Certain foods often contain far more fat than you think. It is precisely these hidden fats that are responsible for the fact that we often eat the wrong food.
What is the benefit of using the fat content table?
The tables are not intended to provide accurate daily fat intake calculations. That makes little sense in the long run. Rather, this compilation is intended to raise awareness of the fact that many foods do not contain fat and that its amount would hardly be guessed.
With this information in mind, you will unconsciously make adjustments to your shopping, cooking, and eating. However, don’t feel compelled to eliminate foods from your menu altogether, especially those you like. After all  , many high-fat foods taste particularly good. Reduce and look for alternatives is the motto.
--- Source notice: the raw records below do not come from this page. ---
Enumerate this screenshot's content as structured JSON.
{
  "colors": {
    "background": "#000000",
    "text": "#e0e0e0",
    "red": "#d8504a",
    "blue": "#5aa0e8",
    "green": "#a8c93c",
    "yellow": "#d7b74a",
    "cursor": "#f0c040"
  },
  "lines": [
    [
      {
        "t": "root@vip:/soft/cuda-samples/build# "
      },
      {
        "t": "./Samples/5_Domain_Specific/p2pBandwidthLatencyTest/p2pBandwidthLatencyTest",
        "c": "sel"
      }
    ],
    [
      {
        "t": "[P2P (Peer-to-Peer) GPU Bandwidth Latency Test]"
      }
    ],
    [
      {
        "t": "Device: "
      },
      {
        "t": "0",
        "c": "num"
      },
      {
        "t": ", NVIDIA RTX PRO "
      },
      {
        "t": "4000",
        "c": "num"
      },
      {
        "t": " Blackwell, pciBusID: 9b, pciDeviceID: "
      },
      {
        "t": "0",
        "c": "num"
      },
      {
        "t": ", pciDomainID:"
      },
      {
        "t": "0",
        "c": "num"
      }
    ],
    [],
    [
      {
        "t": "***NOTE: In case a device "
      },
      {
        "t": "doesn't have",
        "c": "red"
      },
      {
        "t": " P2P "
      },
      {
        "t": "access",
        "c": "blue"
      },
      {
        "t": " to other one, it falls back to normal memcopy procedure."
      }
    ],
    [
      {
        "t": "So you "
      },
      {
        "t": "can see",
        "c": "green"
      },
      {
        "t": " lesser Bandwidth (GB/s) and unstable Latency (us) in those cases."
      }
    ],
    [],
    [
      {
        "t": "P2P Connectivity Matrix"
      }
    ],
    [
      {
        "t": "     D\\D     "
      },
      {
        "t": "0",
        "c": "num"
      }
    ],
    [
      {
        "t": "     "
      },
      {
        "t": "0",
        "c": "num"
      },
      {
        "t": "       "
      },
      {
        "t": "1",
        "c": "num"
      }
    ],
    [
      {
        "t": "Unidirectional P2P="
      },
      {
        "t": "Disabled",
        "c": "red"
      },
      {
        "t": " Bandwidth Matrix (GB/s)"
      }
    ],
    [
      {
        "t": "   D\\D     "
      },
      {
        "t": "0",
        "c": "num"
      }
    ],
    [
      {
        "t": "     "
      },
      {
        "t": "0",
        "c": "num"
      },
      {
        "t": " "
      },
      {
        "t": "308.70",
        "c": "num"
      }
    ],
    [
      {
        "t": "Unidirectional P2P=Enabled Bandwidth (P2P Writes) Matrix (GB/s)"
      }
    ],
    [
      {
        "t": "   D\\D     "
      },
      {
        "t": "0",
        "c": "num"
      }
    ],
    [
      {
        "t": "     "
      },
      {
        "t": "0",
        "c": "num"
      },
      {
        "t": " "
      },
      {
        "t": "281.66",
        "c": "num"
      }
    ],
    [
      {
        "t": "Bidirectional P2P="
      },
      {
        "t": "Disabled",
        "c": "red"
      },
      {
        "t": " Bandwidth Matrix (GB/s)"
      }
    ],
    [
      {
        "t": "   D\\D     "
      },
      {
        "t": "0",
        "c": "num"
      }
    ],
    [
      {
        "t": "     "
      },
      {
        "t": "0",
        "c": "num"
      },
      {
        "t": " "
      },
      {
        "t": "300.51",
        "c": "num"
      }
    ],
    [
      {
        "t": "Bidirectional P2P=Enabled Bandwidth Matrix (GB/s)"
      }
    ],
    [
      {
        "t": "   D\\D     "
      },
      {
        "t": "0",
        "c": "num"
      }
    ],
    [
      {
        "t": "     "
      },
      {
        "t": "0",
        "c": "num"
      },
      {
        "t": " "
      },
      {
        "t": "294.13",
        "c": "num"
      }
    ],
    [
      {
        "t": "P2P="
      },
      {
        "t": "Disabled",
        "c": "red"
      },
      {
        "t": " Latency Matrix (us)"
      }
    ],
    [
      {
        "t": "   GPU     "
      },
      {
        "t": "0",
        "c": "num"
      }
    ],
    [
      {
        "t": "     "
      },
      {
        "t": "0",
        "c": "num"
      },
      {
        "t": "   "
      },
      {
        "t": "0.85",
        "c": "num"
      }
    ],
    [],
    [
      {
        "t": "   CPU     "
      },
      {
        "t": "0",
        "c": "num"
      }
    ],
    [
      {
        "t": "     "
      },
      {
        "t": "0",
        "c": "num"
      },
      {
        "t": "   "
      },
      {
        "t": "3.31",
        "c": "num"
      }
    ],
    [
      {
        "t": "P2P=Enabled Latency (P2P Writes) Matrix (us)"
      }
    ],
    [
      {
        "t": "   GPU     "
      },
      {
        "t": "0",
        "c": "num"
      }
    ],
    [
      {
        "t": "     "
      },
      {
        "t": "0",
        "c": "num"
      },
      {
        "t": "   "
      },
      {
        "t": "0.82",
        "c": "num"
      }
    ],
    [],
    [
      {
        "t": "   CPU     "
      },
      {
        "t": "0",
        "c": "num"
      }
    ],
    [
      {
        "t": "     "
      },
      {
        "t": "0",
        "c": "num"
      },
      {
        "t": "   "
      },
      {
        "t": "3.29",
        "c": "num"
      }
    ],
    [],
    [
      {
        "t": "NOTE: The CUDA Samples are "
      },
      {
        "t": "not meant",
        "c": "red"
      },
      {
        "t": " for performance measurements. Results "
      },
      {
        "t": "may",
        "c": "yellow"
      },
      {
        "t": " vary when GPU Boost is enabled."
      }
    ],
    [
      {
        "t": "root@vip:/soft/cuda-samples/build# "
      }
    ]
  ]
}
Pleasure does not necessarily depend on the quantity. It is therefore advisable to reduce the fatty part of a meal and replace it with an increased proportion of carbohydrates (potatoes, pasta, rice , wholemeal bread). There are also alternatives for numerous foods. It is easily possible to replace a product with a similar but much lower-fat product without having to make any sacrifices in terms of enjoyment.Â
accuracy and completeness of the information
The information on the fat content of the food is to be understood more as an approximate guide value. Absolute accuracy is not possible for the following reasons:
- Food comes from living organisms. The different growth, husbandry and nutrient supply result in fluctuations in the nutrient composition.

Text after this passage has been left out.